Perhaps it’s premature to say this now that the Russian prime minister, Dmitry Medvedev, has sounded off about Russian citizens in Ukraine being in danger, but it strikes me that Russia has behaved in the current crisis with a certain commendable restraint.
Judging from most pundits in most British papers, there is no redeeming element to the Putin regime – soup to nuts, gay rights to corruption – and if it hasn’t actually sent the tanks in, well, it probably wants to.
Yet, reading the statement from its foreign ministry that ‘a forced change of power is underway’, it’s hard to say that it’s not strictly correct. Mr Medvedev wasn’t actually being untruthful in saying that: ‘the legitimacy of a whole number of organs of power that function [in Kiev] raises great doubts. Some of our foreign, Western partners think otherwise. This is some kind of aberration of perception when people call legitimate what is essentially the result of armed mutiny. We do not understand what is going on there. There is a real threat to our interests and to the lives of our citizens.’
From the Russian perspective that’s a reasonable point of view. Viktor Yanukovych isn’t our kind of president and seems undeniably to have authorised the security services to use snipers against civilians, but when it comes to a description of what happened in Kiev in the last few days, armed mutiny is not an unreasonable way of putting it – though it must be said, there were more arms with the government than the opposition. Mr Yanukovytch was indeed a legitimately elected president; the opposition which is now running the show with the support of the EU is not, and won’t have the chance to be until elections take place in May.
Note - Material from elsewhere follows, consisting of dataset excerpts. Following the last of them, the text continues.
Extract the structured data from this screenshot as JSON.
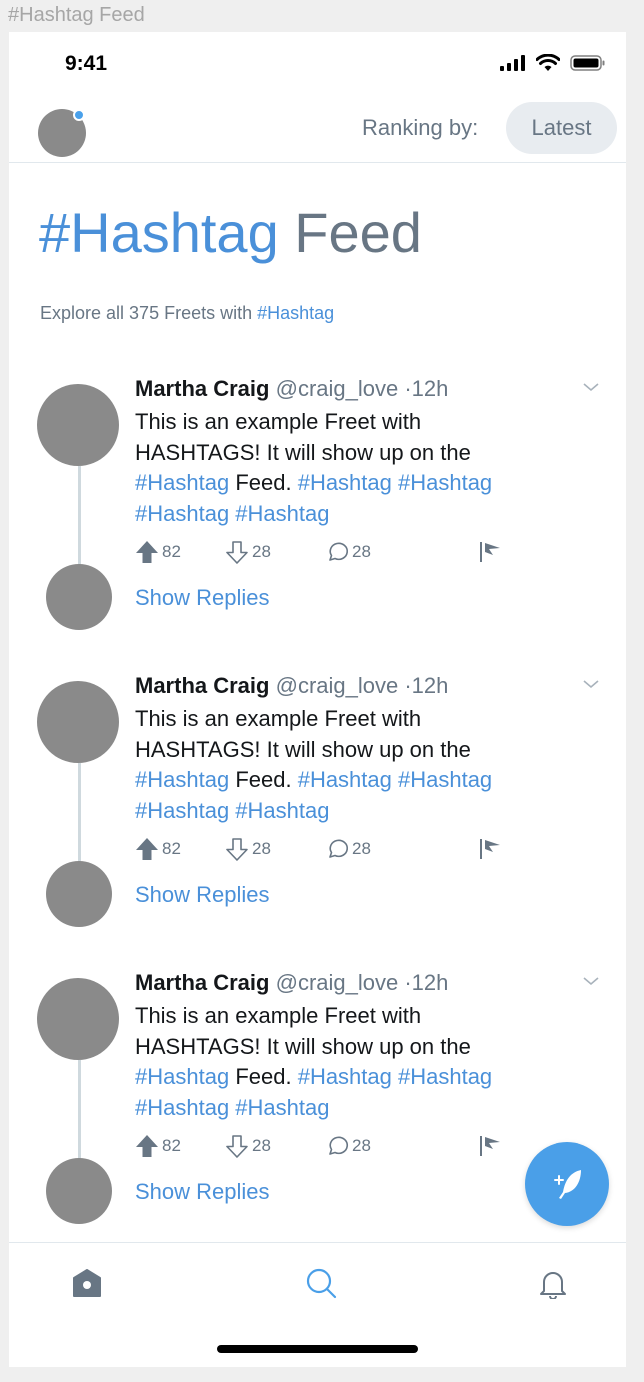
{
  "frame_title": "#Hashtag Feed",
  "status_bar": {
    "time": "9:41"
  },
  "topbar": {
    "ranking_label": "Ranking by:",
    "ranking_value": "Latest"
  },
  "heading": {
    "hash": "#Hashtag",
    "word": "Feed"
  },
  "explore": {
    "prefix": "Explore all 375 Freets with",
    "tag": "#Hashtag"
  },
  "freets": [
    {
      "name": "Martha Craig",
      "handle": "@craig_love",
      "time": "·12h",
      "text_lines": [
        "This is an example Freet with",
        "HASHTAGS! It will show up on the"
      ],
      "tag_feed": "#Hashtag",
      "feed_word": "Feed.",
      "tags_line3": "#Hashtag #Hashtag",
      "tags_line4": "#Hashtag #Hashtag",
      "upvotes": "82",
      "downvotes": "28",
      "replies": "28",
      "show_replies": "Show Replies"
    },
    {
      "name": "Martha Craig",
      "handle": "@craig_love",
      "time": "·12h",
      "text_lines": [
        "This is an example Freet with",
        "HASHTAGS! It will show up on the"
      ],
      "tag_feed": "#Hashtag",
      "feed_word": "Feed.",
      "tags_line3": "#Hashtag #Hashtag",
      "tags_line4": "#Hashtag #Hashtag",
      "upvotes": "82",
      "downvotes": "28",
      "replies": "28",
      "show_replies": "Show Replies"
    },
    {
      "name": "Martha Craig",
      "handle": "@craig_love",
      "time": "·12h",
      "text_lines": [
        "This is an example Freet with",
        "HASHTAGS! It will show up on the"
      ],
      "tag_feed": "#Hashtag",
      "feed_word": "Feed.",
      "tags_line3": "#Hashtag #Hashtag",
      "tags_line4": "#Hashtag #Hashtag",
      "upvotes": "82",
      "downvotes": "28",
      "replies": "28",
      "show_replies": "Show Replies"
    }
  ],
  "icons": {
    "status": [
      "signal-icon",
      "wifi-icon",
      "battery-icon"
    ],
    "freet_actions": [
      "upvote-icon",
      "downvote-icon",
      "reply-icon",
      "flag-icon"
    ],
    "fab": "compose-feather-icon",
    "tabs": [
      "home-icon",
      "search-icon",
      "bell-icon"
    ]
  },
  "colors": {
    "accent": "#4a90d9",
    "muted": "#687684",
    "avatar": "#8a8a8a",
    "fab": "#4a9fe8"
  }
}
For parliament to issue a warrant for the ex-president’s arrest is not, in the circumstances, a conciliatory move, though it is a natural one.
Russia does indeed have a legitimate interest in the region because of the numbers of Ukrainians who identify with it rather than the EU and, for good measure, speak Russian as a first language. We may think they’re on the wrong side of history or just plain wrong, but it’s a bit rash to try to project sentiment in Kiev onto the rest of the country – in the Crimea (and it’s wonderful how resonant of history the placenames are – Mr Yanukovytch is said to be roosting in Balaklava) they take a different view, and if they don’t identify with the protesters in Kiev as enthusiastically as we might like them to, well, that’s their call.
It seems very probable that the EU will be the winner in this fight, and if there isn’t to be partition – never a good option – Russia will lose control over an important strategic area. Yet so far, the Putin government has behaved, as I say, with remarkable restraint other than the use of strong language on Russian speaking media outlets in the east. In the old days, they’d have sent the tanks in about a week ago. Is it possible, with all due caution, for us to say so, even though this runs counter to the pundit orthodoxy on the subject of Putin’s Russia?
Incidentally, although I naturally applaud the EU supporting Ukraine, and indeed Ukraine embracing the EU if it wants to, we should perhaps take on board the implications. If the country does indeed join the EEA and ultimately the Union, its 45 million citizens will have the right to live and work freely throughout the EU. Including here. Just saying. But at least, unlike Turkey, Ukraine is actually European.